The Threat You Might Not See

The Threat You Might Not See

At what point does a company become competition to others already in the market? For many large, multinational global brands, other companies don’t become competition until they’re operating at the same scale and in similar markets. As a result, global companies often don’t pay much attention to the small brands that operate well outside of their global peripheral vision.

Today, however, scale is no longer a prescription for success, particularly in the fast-moving consumer goods (FMCG) industry. Notably, global manufacturers across many FMCG categories are experiencing slowed growth and are not capturing their fair share of the growth that is obtainable. Said another way, the FMCG landscape has proven challenging in recent years for many brands, yet when opportunities do arise, multinational brands are not as successful in capitalizing on them as they have been in the past.

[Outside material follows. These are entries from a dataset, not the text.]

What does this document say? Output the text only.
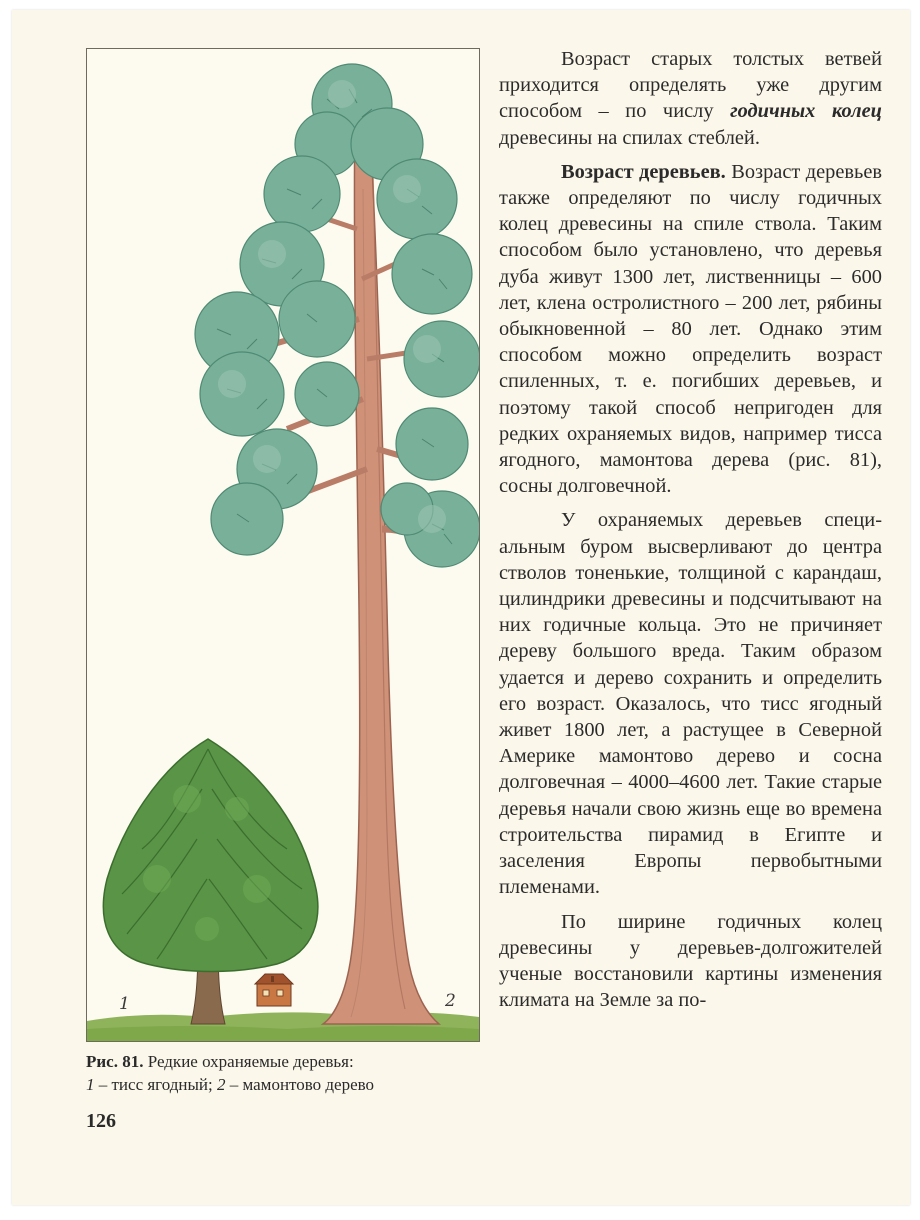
1	2
Рис. 81. Редкие охраняемые деревья:
1 – тисс ягодный; 2 – мамонтово дерево
126

Возраст старых толстых ветвей приходится определять уже другим способом – по числу годичных колец древесины на спилах стеблей.

Возраст деревьев. Возраст деревьев также определяют по числу годичных колец древесины на спиле ствола. Таким способом было установлено, что деревья дуба живут 1300 лет, лиственницы – 600 лет, клена остролистного – 200 лет, рябины обыкновенной – 80 лет. Однако этим способом можно определить возраст спиленных, т. е. погибших деревьев, и поэтому такой способ непригоден для редких охраняемых видов, например тисса ягодного, мамонтова дерева (рис. 81), сосны долговечной.

У охраняемых деревьев специальным буром высверливают до центра стволов тоненькие, толщиной с карандаш, цилиндрики древесины и подсчитывают на них годичные кольца. Это не причиняет дереву большого вреда. Таким образом удается и дерево сохранить и определить его возраст. Оказалось, что тисс ягодный живет 1800 лет, а растущее в Северной Америке мамонтово дерево и сосна долговечная – 4000–4600 лет. Такие старые деревья начали свою жизнь еще во времена строительства пирамид в Египте и заселения Европы первобытными племенами.

По ширине годичных колец древесины у деревьев-долгожителей ученые восстановили картины изменения климата на Земле за по-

There is no single reason why multinationals are experiencing slowed growth. While factors like digitalization, the prevalence of choice and economic elements can play a role in any company’s success in today’s market, global competition isn’t causing the decline for many multinationals. Rather, they’re facing increased competition from B brands—the small brands that fall outside the realm of multinationals and store brands. While these “invisible” brands don’t typically pose a competitive threat individually, they can shift the balance within a specific category when a group of individual brands are involved. Said another way, a large group of B brands can be a significant threat to a multinational brand in ways an individual brand cannot.

To illustrate, let’s look at the carbonated soft drink category. Globally, soft drinks generate more than $108 billion in total sales. What might be surprising, however, is how much of that comes from about 1,900 B brands: 13%, or $12 billion. Notably, sales from individual B brands aren’t consequential on a global scale. In aggregate, however, the effect is much different.

If you’re a multinational brand seeing the stats above for the first time, you might think the worst: that B brands are taking over and global brands will ultimately fall out of favor. Or if you’re a steadfast believer in the power of scale and resources, you might think your operation has what it takes to beat the odds and thrive indefinitely—just like it has historically.

But regardless of which school of thought you might fall into, Nielsen data can prove that neither are true. In fact, our research shows that small brands are growing and identifies some of the reasons they’re able to improve their commercial successes.

For example, if we look back to the soft drink category, we know that “challenger” brands (characterized by mainstream pricing and compete directly with mainstream multinationals) pose the largest threat to global brands. That’s because they account for $7.5 billion in annual sales. What’s more, a select 25 brands in this segment accounts for 50% of those dollars.

So what attributes fuel success among these challenger brands? Given their goal of facing multinational brands head on, B brands in the challenger segment focus on authenticity and nostalgia. To do this, they keep their pricing in line with the market, use familiar flavors, focus on country-level appeal and appeal to consumers seeking a sense of traditionalism. Combined, these traits appeal to consumers in the same way that global brands do, and, in aggregate, are shifting sales in the process.

But getting back to fearing the worst if you’re a multinational brand: don’t. Yes, we’re seeing growth among B brands, but there is still a bright future for big, global brands. It’s also worth noting that only a fraction of the invisible brands in the market are successful. Even so, however, the future of individual multinational brands will depend on the strategies they employ in the next few years. Since growth has historically gone hand in hand with scale, global companies will need to adjust their growth algorithm. Said another way, they can no longer bank on scale to deliver growth.

Global companies should take the success factors employed by invisible brands to heart, namely their agility and ability to target at a very specific level. Combining functional, social and emotional attributes in innovation and design will be paramount as global brands carve a path for growth and stay ahead of invisible brands.